Modern-day Mexico certainly leans a lot more towards meaty, cheesy eating, but that doesn’t mean it’s hard to find good veggie and vegan cuisine. Again, having a local guide was definitely needed when we were meeting people who only spoke Zapoteca or a little Spanish, but we had some great food during this trip out of the city.
En route to the hike we first stopped off at a roadside grocery stall, where Sabino stocked us up on melon, bananas and other fresh fruit to have as snacks throughout the day. Our breakfast shortly after this was a more filling affair at one of the many mom-and-pop-style ‘comedors’.
Comedors are predominantly tiny independent kitchens, where you can roll up and order whatever dish they happen to be preparing that day. We had a slight panic on being told that today’s option at breakfast was either chorizo or beef – but on mentioning that we don’t eat meat, we were presented with a steaming bowl of black bean stew, fresh rice and homemade tortillas, plus enough salsa to satisfy even the hungriest stomach.
On the way to the caves, Sabino had taken us on a detour past another local comedor, where he’d mentioned that we were vegetarian and said we’d be back to eat in 2-3 hours. By the time we arrived, sweaty and (in my case) covered in cave mud, the woman in charge had stewed up a delicious vegetable soup filled with sweetcorn and fresh greens, with another sizeable side of rice, tortillas and salsa.
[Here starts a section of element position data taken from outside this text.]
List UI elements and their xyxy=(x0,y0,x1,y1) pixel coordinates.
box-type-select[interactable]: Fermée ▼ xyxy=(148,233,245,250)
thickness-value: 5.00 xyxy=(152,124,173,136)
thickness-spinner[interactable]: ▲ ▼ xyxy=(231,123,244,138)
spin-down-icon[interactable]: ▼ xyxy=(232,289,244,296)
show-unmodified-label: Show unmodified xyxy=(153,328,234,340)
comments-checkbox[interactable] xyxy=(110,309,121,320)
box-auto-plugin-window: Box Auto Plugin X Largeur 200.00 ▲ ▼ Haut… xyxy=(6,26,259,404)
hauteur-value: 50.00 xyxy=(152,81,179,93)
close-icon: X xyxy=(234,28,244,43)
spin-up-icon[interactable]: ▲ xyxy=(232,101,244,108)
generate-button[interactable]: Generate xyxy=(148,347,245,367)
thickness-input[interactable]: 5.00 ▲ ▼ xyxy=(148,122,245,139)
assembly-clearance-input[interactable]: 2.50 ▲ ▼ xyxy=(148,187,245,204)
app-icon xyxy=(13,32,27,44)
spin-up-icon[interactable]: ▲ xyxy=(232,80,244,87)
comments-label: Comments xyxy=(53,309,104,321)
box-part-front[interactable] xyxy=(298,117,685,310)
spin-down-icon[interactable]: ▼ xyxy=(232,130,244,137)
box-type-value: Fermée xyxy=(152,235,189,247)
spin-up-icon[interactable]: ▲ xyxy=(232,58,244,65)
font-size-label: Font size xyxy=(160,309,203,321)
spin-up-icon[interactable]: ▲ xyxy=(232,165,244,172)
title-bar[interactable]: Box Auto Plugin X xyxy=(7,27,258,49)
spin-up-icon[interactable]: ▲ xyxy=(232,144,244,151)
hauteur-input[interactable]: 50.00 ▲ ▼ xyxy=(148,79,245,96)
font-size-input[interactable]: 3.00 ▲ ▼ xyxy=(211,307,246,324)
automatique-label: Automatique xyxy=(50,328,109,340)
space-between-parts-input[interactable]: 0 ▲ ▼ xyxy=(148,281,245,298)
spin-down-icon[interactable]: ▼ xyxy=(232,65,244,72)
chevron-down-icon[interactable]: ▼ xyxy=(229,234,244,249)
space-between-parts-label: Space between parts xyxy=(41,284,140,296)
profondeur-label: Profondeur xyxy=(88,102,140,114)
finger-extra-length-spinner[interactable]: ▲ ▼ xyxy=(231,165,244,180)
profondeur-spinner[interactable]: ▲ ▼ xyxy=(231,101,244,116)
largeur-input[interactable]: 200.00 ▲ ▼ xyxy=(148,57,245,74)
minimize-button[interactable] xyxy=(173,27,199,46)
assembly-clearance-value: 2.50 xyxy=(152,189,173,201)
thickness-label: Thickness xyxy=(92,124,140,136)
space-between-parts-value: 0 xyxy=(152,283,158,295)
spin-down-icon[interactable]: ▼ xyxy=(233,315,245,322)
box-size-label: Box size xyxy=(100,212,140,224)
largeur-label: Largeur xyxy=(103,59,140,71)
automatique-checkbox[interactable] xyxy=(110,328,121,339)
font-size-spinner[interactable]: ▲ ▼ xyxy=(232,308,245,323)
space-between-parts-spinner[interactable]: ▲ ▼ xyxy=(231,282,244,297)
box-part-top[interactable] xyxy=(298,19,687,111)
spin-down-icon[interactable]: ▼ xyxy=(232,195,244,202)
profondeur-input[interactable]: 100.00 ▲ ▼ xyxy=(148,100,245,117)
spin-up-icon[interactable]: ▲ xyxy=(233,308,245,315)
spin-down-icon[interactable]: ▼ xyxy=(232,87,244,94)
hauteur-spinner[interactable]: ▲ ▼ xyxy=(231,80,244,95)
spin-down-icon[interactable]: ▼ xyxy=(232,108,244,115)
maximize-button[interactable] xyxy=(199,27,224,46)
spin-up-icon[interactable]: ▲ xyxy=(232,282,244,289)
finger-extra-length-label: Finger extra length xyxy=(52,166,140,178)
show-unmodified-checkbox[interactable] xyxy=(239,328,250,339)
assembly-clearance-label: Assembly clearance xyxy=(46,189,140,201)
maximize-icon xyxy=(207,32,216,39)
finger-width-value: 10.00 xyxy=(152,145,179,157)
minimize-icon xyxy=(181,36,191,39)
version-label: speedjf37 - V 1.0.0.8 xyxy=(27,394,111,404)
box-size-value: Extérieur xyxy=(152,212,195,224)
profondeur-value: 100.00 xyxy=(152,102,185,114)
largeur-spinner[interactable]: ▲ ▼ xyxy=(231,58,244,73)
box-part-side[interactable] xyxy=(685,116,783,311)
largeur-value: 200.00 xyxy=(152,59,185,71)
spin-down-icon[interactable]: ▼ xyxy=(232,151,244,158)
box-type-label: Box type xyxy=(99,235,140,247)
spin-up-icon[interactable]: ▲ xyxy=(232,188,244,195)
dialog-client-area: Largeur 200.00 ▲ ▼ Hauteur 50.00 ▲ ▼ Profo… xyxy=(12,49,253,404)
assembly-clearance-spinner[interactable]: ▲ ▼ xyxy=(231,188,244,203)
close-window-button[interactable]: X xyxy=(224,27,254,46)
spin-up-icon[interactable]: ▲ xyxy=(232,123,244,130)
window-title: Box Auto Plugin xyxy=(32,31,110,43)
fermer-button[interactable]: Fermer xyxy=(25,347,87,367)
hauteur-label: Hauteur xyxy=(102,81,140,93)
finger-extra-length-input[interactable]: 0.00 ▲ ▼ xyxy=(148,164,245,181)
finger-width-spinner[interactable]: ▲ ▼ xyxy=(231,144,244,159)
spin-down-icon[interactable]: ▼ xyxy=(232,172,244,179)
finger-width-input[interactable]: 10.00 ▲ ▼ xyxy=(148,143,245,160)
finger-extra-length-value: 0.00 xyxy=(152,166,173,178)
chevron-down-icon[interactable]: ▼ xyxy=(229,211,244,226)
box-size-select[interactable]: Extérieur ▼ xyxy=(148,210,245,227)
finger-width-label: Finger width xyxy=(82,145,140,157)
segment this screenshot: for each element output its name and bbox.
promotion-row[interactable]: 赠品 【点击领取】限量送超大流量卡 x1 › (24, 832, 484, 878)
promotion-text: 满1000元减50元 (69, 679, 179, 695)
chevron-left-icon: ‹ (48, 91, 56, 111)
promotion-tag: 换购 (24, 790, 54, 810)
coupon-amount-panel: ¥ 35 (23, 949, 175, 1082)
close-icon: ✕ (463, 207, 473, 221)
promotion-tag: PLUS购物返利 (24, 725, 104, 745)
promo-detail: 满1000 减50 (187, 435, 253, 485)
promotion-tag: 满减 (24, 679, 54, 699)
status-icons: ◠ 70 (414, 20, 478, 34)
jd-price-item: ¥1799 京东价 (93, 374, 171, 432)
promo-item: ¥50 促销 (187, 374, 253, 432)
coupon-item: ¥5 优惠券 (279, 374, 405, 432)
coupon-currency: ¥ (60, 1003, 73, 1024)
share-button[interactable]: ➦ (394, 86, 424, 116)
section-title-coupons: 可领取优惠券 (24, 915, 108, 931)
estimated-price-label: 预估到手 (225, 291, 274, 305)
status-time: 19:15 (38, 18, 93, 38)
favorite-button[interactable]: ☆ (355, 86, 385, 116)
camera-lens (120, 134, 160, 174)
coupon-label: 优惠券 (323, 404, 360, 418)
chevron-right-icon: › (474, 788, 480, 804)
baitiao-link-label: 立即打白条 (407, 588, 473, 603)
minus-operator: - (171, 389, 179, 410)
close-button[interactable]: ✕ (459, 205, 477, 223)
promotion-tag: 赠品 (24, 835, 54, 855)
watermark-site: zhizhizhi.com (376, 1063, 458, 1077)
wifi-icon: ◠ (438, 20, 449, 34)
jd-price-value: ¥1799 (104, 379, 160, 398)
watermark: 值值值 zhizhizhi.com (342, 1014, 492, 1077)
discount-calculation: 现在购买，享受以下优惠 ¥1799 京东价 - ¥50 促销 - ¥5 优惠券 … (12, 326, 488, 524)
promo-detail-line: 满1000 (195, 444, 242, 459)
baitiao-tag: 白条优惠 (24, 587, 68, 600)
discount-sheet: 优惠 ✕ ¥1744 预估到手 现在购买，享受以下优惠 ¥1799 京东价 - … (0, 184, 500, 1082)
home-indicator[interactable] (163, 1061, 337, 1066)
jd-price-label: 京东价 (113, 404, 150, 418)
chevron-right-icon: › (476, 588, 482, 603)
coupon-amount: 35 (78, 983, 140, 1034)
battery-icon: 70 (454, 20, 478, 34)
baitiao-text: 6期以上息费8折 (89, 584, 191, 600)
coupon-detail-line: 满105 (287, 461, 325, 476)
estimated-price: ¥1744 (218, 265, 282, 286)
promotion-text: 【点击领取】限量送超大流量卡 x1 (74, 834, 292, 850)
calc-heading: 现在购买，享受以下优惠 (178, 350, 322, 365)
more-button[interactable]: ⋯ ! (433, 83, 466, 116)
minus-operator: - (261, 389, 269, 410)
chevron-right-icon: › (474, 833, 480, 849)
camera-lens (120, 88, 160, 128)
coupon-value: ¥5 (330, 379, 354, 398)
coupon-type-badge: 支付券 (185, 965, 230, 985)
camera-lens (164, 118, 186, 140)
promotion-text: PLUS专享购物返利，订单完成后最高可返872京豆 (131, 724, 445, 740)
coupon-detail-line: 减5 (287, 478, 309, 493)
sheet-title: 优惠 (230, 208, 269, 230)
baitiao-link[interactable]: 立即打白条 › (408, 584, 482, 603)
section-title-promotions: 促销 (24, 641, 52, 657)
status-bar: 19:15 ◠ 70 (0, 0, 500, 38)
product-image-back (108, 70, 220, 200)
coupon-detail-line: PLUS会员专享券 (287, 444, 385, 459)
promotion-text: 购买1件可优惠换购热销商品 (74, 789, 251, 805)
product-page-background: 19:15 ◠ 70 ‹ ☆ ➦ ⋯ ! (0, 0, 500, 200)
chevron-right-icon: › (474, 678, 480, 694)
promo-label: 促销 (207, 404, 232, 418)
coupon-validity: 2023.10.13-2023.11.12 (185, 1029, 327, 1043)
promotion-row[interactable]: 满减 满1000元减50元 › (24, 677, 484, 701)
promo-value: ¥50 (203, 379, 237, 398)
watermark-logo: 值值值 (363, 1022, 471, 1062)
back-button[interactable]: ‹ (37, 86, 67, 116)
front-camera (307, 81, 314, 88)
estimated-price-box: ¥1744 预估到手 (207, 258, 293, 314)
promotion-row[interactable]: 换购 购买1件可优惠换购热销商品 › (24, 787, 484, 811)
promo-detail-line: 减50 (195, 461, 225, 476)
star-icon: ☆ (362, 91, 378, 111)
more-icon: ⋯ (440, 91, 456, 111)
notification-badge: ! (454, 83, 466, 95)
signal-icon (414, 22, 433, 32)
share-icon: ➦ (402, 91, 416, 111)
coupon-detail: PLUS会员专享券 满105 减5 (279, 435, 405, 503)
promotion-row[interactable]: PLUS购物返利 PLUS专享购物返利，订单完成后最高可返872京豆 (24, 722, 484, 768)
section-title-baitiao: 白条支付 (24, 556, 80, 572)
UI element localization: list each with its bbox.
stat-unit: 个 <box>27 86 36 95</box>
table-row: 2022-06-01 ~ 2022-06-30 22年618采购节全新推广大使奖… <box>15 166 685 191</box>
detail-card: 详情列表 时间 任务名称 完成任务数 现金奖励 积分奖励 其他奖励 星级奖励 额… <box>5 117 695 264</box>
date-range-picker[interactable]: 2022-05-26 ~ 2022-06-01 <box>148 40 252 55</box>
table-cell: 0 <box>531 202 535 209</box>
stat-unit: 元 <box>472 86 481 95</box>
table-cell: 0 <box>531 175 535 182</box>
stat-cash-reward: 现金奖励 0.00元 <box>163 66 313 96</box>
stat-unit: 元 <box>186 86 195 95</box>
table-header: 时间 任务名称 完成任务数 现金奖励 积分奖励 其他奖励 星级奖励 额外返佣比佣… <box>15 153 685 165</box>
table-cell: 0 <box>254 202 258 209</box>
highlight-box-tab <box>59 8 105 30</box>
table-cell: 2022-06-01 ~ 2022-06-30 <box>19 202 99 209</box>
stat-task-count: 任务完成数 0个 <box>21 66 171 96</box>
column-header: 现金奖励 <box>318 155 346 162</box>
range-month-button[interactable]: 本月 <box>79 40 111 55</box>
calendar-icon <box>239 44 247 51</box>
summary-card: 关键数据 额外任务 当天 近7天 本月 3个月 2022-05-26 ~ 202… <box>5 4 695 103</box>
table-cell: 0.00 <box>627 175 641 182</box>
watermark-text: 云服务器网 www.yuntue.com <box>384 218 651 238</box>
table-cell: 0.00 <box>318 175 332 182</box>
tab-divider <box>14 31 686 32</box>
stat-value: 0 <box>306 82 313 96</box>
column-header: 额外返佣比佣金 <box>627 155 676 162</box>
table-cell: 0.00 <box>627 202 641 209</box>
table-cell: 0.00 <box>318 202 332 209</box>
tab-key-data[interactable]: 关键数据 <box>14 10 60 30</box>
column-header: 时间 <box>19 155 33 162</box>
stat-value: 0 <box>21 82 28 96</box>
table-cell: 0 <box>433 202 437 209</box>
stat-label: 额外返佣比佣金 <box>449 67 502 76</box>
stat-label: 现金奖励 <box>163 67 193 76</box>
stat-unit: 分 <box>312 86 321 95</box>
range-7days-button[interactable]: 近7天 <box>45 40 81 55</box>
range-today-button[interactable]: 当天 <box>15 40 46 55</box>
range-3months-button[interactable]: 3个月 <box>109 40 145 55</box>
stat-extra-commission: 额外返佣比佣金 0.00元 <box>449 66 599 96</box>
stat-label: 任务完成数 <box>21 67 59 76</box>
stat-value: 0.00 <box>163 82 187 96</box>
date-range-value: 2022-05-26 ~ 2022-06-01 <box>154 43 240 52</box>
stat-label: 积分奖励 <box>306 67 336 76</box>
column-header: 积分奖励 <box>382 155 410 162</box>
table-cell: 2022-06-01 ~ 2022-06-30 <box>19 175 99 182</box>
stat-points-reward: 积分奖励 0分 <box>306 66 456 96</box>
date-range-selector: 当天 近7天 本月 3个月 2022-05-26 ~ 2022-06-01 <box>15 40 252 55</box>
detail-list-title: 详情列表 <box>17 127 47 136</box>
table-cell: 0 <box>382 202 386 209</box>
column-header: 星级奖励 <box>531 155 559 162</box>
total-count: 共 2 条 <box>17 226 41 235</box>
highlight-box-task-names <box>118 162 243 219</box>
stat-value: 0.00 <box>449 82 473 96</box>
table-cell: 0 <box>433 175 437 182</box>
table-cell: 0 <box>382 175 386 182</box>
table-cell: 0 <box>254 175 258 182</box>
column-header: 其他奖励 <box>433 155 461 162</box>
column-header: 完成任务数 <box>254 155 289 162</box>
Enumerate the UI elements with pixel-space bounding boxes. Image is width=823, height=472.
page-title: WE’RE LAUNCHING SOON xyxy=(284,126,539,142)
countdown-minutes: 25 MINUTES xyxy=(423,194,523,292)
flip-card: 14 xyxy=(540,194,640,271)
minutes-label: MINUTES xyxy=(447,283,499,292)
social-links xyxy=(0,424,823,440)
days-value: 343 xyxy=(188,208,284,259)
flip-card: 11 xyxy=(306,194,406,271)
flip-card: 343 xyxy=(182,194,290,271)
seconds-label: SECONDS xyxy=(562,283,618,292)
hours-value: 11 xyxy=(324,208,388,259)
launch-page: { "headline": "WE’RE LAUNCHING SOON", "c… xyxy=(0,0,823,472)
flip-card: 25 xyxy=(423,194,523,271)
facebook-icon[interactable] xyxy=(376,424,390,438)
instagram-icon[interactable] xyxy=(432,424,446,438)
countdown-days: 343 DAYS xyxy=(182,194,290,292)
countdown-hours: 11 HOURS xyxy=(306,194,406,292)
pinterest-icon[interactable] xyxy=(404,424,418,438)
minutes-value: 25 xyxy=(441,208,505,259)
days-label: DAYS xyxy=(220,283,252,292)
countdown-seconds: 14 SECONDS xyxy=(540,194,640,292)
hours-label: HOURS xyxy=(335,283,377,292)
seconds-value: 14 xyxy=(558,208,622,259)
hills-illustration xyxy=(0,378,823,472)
Though meat is a big part of many people’s diets here, fresh vegetables, beans and rice seemed to be even bigger. Wash it all down with a few Coronas, or a spicy michelada (which I’ll talk more about in my next post) and you’re on to a simple and effective, properly Mexican meal.
A shout out to our amazing guide
Last, but by no means least, a big thanks to Sabino – our brilliant local guide, and the person who’ll be showing you around if you opt for the Southern Sierra cave tour for your own hiking trip.
Particularly when it’s just you and the guide, whoever is tasked with showing you the sights can make or break the whole experience. Luckily, Sabino is a freakin’ awesome guy, and aside from his impeccable hospitality it’s safe to say you’ll do well to find another guide with the passion and knowledge for Zapotec culture he has. Of course, I expect Zapotrek have hired people equally great for their other day trips and weekend hike/bike excursions – and I’ll definitely be trying out one of their other options if I’m in the area again.
Coming soon, I’ll be posting about other things do in and around Oaxaca City, some general tips for travelling in this part of Mexico and of course, updating y’all about what to look for in the search for great vegan and veggie eating.